A metal coping is used in dentistry in the construction of a dental crown and bridge. The metal coping functions as the understructure of the crown and is usually covered, for reasons of aesthetics, with a fired-on coating of ceramic porcelain composition or an acrylic. The metal coping supports the coating and provides the required structural strength and rigidity for the restored tooth to resist the forces of mastication.

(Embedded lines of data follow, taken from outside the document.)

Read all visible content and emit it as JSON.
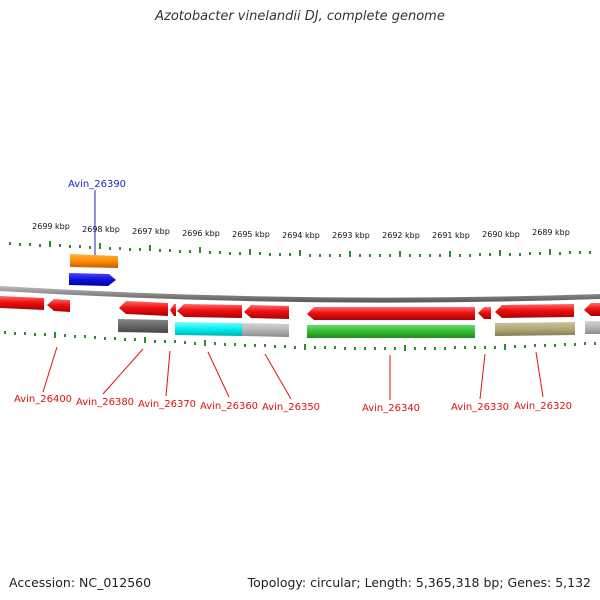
{
  "title": "Azotobacter vinelandii DJ, complete genome",
  "footer": {
    "accession": "Accession: NC_012560",
    "summary": "Topology: circular; Length: 5,365,318 bp; Genes: 5,132"
  },
  "ruler": [
    "2699 kbp",
    "2698 kbp",
    "2697 kbp",
    "2696 kbp",
    "2695 kbp",
    "2694 kbp",
    "2693 kbp",
    "2692 kbp",
    "2691 kbp",
    "2690 kbp",
    "2689 kbp"
  ],
  "gene_labels": {
    "blue": [
      "Avin_26390"
    ],
    "red": [
      "Avin_26400",
      "Avin_26380",
      "Avin_26370",
      "Avin_26360",
      "Avin_26350",
      "Avin_26340",
      "Avin_26330",
      "Avin_26320"
    ]
  },
  "colors": {
    "gene_red": "#ee1111",
    "orange": "#ff8c00",
    "blue": "#1111dd",
    "dark_gray": "#666666",
    "cyan": "#00eeee",
    "light_gray": "#b5b5b5",
    "green": "#33bb33",
    "khaki": "#b0a878",
    "tick_green": "#2e8b2e",
    "label_blue": "#2222cc",
    "label_red": "#dd1111"
  }
}
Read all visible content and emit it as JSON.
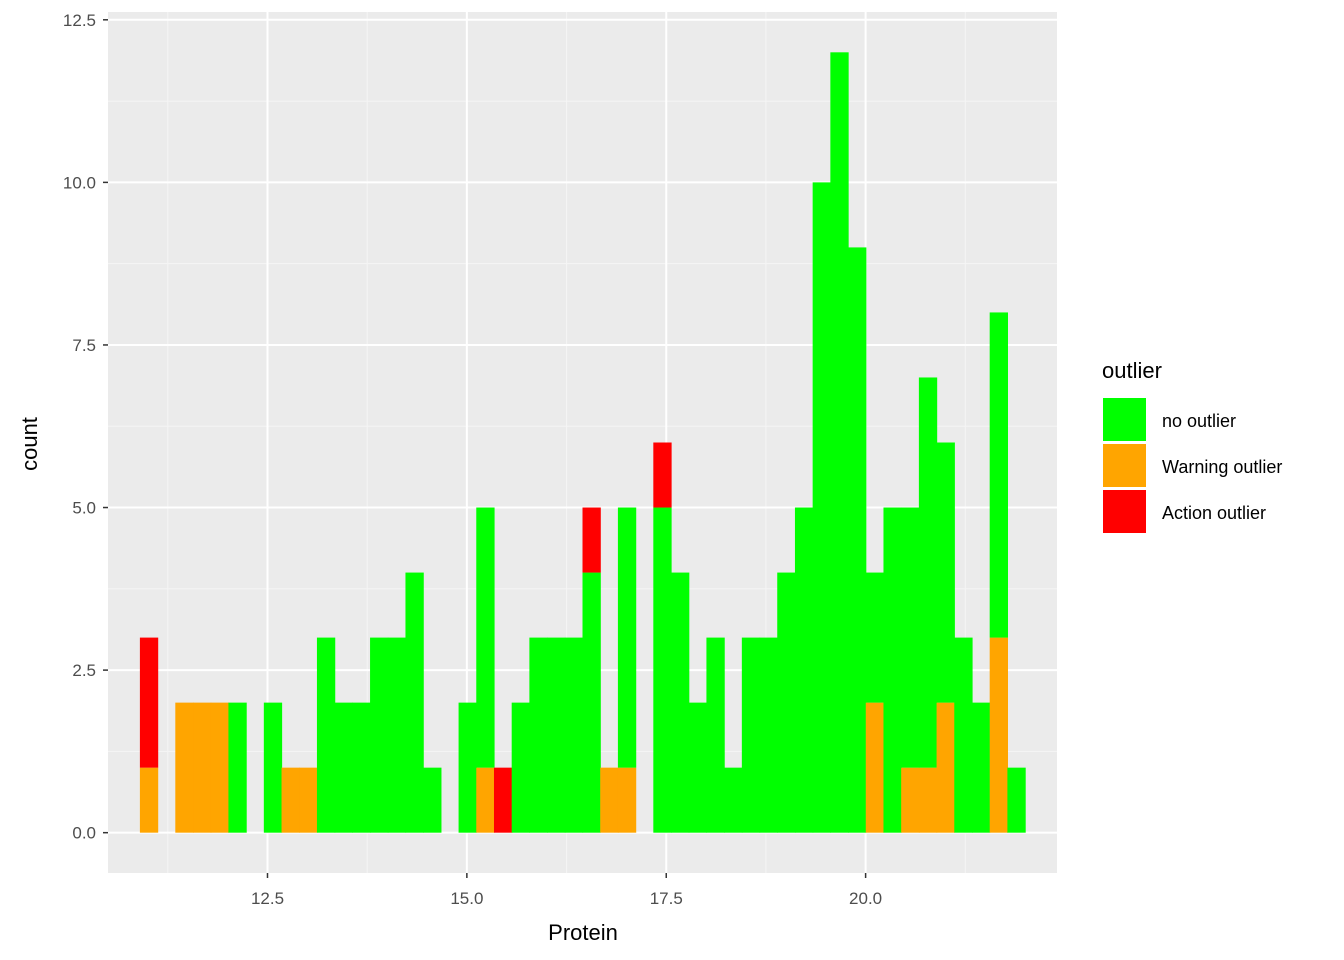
{
  "chart_data": {
    "type": "bar",
    "subtype": "stacked-histogram",
    "xlabel": "Protein",
    "ylabel": "count",
    "xlim": [
      10.5,
      22.4
    ],
    "ylim": [
      -0.62,
      12.62
    ],
    "xticks": [
      12.5,
      15.0,
      17.5,
      20.0
    ],
    "xtick_labels": [
      "12.5",
      "15.0",
      "17.5",
      "20.0"
    ],
    "yticks": [
      0.0,
      2.5,
      5.0,
      7.5,
      10.0,
      12.5
    ],
    "ytick_labels": [
      "0.0",
      "2.5",
      "5.0",
      "7.5",
      "10.0",
      "12.5"
    ],
    "bin_start": 10.9,
    "bin_width": 0.222,
    "bin_count": 50,
    "grid": true,
    "legend_position": "right",
    "legend_title": "outlier",
    "series": [
      {
        "name": "no outlier",
        "color": "#00ff00",
        "values": [
          0,
          0,
          0,
          0,
          0,
          2,
          0,
          2,
          0,
          0,
          3,
          2,
          2,
          3,
          3,
          4,
          1,
          0,
          2,
          4,
          0,
          2,
          3,
          3,
          3,
          4,
          0,
          4,
          0,
          5,
          4,
          2,
          3,
          1,
          3,
          3,
          4,
          5,
          10,
          12,
          9,
          2,
          5,
          4,
          6,
          4,
          3,
          2,
          5,
          1
        ]
      },
      {
        "name": "Warning outlier",
        "color": "#ffa500",
        "values": [
          1,
          0,
          2,
          2,
          2,
          0,
          0,
          0,
          1,
          1,
          0,
          0,
          0,
          0,
          0,
          0,
          0,
          0,
          0,
          1,
          0,
          0,
          0,
          0,
          0,
          0,
          1,
          1,
          0,
          0,
          0,
          0,
          0,
          0,
          0,
          0,
          0,
          0,
          0,
          0,
          0,
          2,
          0,
          1,
          1,
          2,
          0,
          0,
          3,
          0
        ]
      },
      {
        "name": "Action outlier",
        "color": "#ff0000",
        "values": [
          2,
          0,
          0,
          0,
          0,
          0,
          0,
          0,
          0,
          0,
          0,
          0,
          0,
          0,
          0,
          0,
          0,
          0,
          0,
          0,
          1,
          0,
          0,
          0,
          0,
          1,
          0,
          0,
          0,
          1,
          0,
          0,
          0,
          0,
          0,
          0,
          0,
          0,
          0,
          0,
          0,
          0,
          0,
          0,
          0,
          0,
          0,
          0,
          0,
          0
        ]
      }
    ]
  },
  "colors": {
    "panel_background": "#ebebeb",
    "grid_major": "#ffffff",
    "grid_minor": "#f5f5f5"
  }
}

The customary practice is to cast the metal coping from an investment of a wax or plastic pattern of the tooth to be restored. The restoration formed using this procedure is conventionally referred to as a cast metal restoration. A metal coping has recently been developed for constructing a porcelain to metal crown which does not require waxing, investing or casting. The coping is formed from a prefabricated metal foil arranged in a prefolded configuration, with a plurality of foldable sections, as described in more detail, in U.S. Pat. No. RE. 33,099, which issued to Applicant on Oct. 24, 1989. An alternative method of forming a dental coping from a metal foil is taught by Applicant in U.S. Pat. No. 4,861,267, which issued on Aug. 29, 1989. In each instance, the starting material for forming the coping is a solid metal foil formed from a lamination of solid metal layers, each of a precious metal.
As an alternative to the use of a prefabricated metal foil, Applicant developed a dental material composition, as disclosed in U.S. Pat. No. 4,997,694, which is capable of being molded into a desired shape, which is self-supporting in the molded configuration, and which will retain the shape in which it is molded under heat treatment. The dental material, as taught in the aforementioned patent, the disclosure of which is herein incorporated by reference, comprises a metal composition, including particles of high-fusing temperature metal having a melting temperature above a preselected heat-treatment temperature, and metal particles of a low-fusing temperature, which substantially melts during heat treatment at such heat-treatment temperature to form a porous, sponge-like structure, with the high-fusing temperature metal particles interconnected by the melted, low-fusing temperature metal. Applicant further teaches in U.S. Pat. No. 4,990,394, that the porous, sponge-like structure should provide a total void volume of between twenty (20%) to eighty percent (80%).